The House of Lords will on Thursday cease to be Britain's highest court of appeal as the law lords move across the street in Westminster to a new Supreme Court, ending more than six centuries of tradition.The creation of the Supreme Court is part of Gordon Brown government's parliamentary reform, and a law to create the Supreme Court was passed in 2005. On Thursday, the House of Lords will hear the last set of appeals as the law lords pass into history.
The 12 law lords, who constituted the highest court of appeal, will function as justices of the Supreme Court, and move from the House of Lords to the Middlesex Guildhall on Parliament Square. The court will start functioning from 1 October.
After this afternoon, the law lords will lose their right to speak and vote in the House of Lords until their retirement as justices of the new court. The creation of Supreme Court means that the judicial functions will finally be separated from Parliament, which will become a purely legislative body.
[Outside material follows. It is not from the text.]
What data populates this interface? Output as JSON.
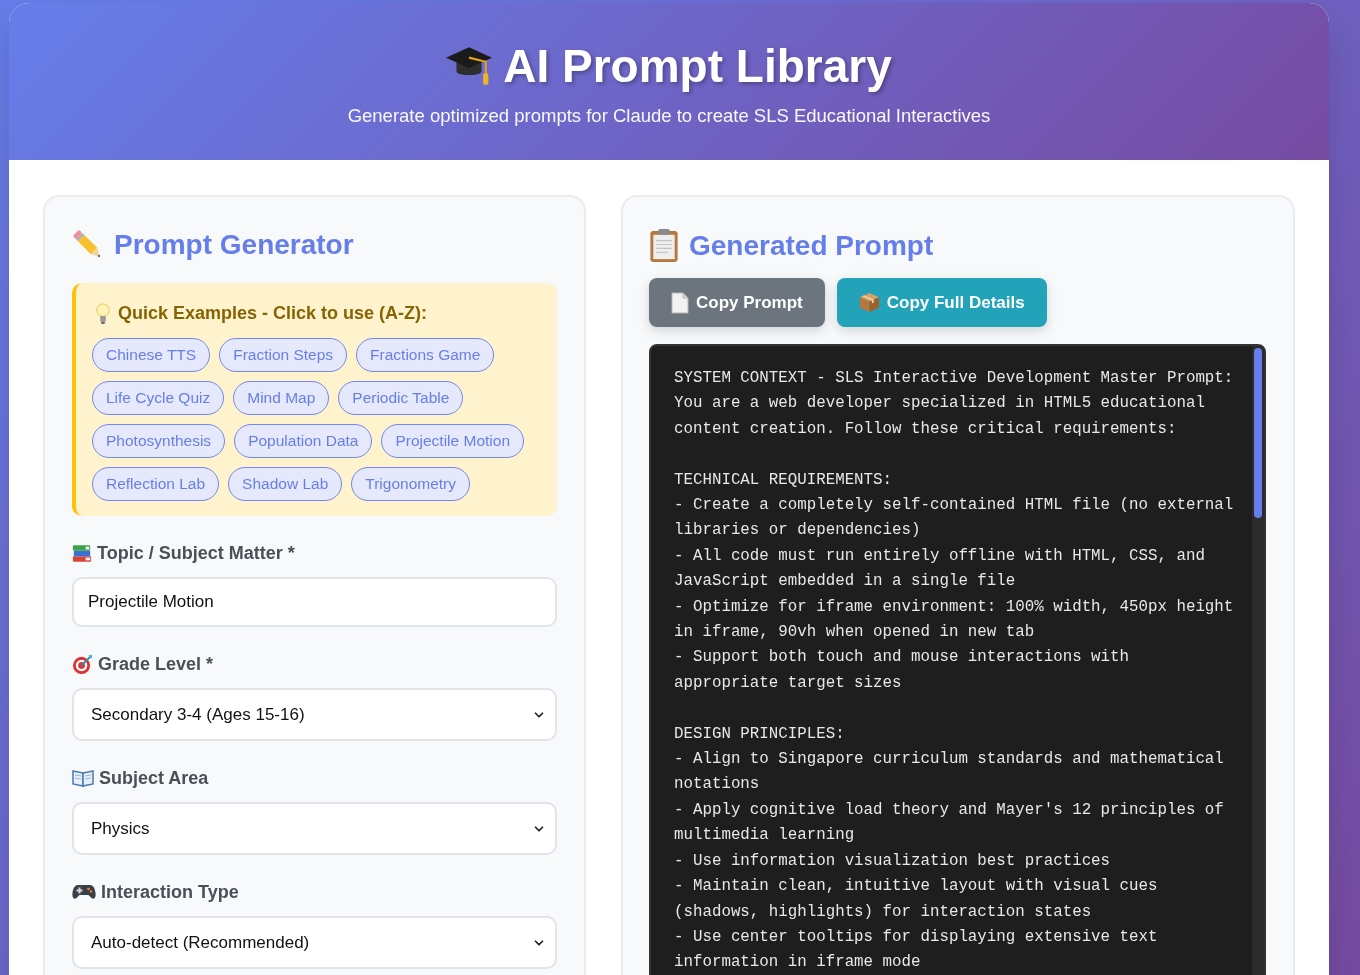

The Supreme Court's proceedings will be televised, with justices seated at eye level with the lawyers and the visiting public in the courtrooms.
William Gladstone proposed a Supreme Court in 1873. The Conservatives opposed him, and when Benjamin Disraeli was returned as Prime Minister, his government put through the Appellate Jurisdiction Act of 1876, creating the Lords of Appeal in Ordinary, to give the law lords their correct title.
But the House of Lords has been hearing cases for much longer than that. They acted as a law court in the the Middle Ages, although, of course, the final court of appeal back then was the king.